Provision it with envs/heterogeneity.yml (conda or mamba).
On these 12 datasets the parameter-stability test finds no split, so the tree reduces to a single Bradley-Terry ranking led by SC3, the same order the net pairwise wins and the marginal means give. A dozen datasets is too few for the test to separate a feature-dependent regime from sampling noise, which is also why the critical-difference diagram and the variance decomposition both report a stable global ranking here. The tree is more informative on a benchmark with many datasets carrying real feature variation; the OpenProblems spatially_variable_genes vignette is where a split appears. See the Bradley-Terry explanation.
Recommendation
Under the default pipeline (equal weights, SAW) on ARI, runtime and Shannon entropy difference pooled across the twelve datasets, Seurat ranks first, and it holds that position across all sixteen weighting-by-method configurations tested above. The SMAA analysis puts Seurat top-ranked in about 99 percent of random weight draws, and the weight-perturbation check finds its top rank is not fragile: no single weight change within the threshold dislodges it. Leave-one-dataset-out adds the dataset axis to that picture: Seurat keeps its first rank in all twelve runs that drop one dataset, so the recommendation does not hang on any single dataset. On the composite, RaceID2 and SAFE rank near the bottom.
The critical-difference diagram qualifies this. On ARI alone, the per-dataset ranks favour SC3 (best average ARI rank), with Seurat tied close behind, and the Friedman test is clearly significant (p well below 0.05), so the methods are not all equivalent. But the Nemenyi critical difference is large relative to the rank spread, so most pairs sit inside overlapping cliques and are not separable on ARI at twelve datasets.
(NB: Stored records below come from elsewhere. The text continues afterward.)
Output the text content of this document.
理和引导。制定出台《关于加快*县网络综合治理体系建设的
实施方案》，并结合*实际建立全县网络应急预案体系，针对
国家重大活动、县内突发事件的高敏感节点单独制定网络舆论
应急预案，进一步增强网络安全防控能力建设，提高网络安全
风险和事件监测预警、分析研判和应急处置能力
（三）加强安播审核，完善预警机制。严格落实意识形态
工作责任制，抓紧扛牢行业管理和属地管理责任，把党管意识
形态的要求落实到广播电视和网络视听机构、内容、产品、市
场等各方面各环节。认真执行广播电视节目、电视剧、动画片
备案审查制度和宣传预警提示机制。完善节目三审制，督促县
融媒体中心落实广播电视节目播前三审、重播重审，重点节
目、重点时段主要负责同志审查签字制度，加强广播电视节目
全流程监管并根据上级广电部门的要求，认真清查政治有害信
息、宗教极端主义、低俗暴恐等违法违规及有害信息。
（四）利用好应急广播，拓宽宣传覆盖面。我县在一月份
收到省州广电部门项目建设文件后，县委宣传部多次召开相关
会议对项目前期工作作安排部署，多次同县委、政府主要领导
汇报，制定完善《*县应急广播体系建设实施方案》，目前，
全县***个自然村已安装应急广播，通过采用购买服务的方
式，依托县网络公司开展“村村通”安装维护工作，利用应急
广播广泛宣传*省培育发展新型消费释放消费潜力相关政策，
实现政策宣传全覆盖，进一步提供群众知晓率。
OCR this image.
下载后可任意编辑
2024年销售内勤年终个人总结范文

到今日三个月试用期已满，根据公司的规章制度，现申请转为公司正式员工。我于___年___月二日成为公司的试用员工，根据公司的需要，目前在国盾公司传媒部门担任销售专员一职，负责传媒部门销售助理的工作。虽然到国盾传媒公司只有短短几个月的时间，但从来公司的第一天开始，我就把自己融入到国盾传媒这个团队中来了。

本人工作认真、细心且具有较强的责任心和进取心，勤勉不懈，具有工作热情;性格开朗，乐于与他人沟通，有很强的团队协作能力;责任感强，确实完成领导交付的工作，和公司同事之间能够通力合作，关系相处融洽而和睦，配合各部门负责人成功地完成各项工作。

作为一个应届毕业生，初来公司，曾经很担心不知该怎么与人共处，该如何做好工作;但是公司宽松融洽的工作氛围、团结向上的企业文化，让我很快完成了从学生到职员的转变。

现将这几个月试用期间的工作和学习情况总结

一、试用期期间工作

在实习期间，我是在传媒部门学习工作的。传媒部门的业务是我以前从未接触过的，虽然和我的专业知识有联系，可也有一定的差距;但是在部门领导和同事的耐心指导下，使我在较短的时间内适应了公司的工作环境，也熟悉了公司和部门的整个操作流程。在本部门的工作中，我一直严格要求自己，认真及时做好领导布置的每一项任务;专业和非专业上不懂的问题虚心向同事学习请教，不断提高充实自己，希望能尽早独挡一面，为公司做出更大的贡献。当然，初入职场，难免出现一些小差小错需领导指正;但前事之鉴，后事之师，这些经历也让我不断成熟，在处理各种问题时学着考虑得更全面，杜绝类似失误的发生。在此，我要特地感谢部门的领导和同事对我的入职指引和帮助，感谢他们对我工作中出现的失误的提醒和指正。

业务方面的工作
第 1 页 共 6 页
The composite ranks Seurat first because it also pools strong runtime and entropy-difference scores, not because it is the single best on ARI. The informative reading is that Seurat is a stable top choice across these three metrics and these weightings, while the gap between the upper-middle methods on ARI alone is within the noise the test can resolve.
This matches the expected narrative for Seurat (stable top choice) and for RaceID2 (a consistent low performer). It diverges on FlowSOM: here FlowSOM sits mid-pack on the composite, not among the lowest, so the expected “RaceID2 and FlowSOM are consistent low performers” holds for RaceID2 but not for FlowSOM on this metric set and pooling.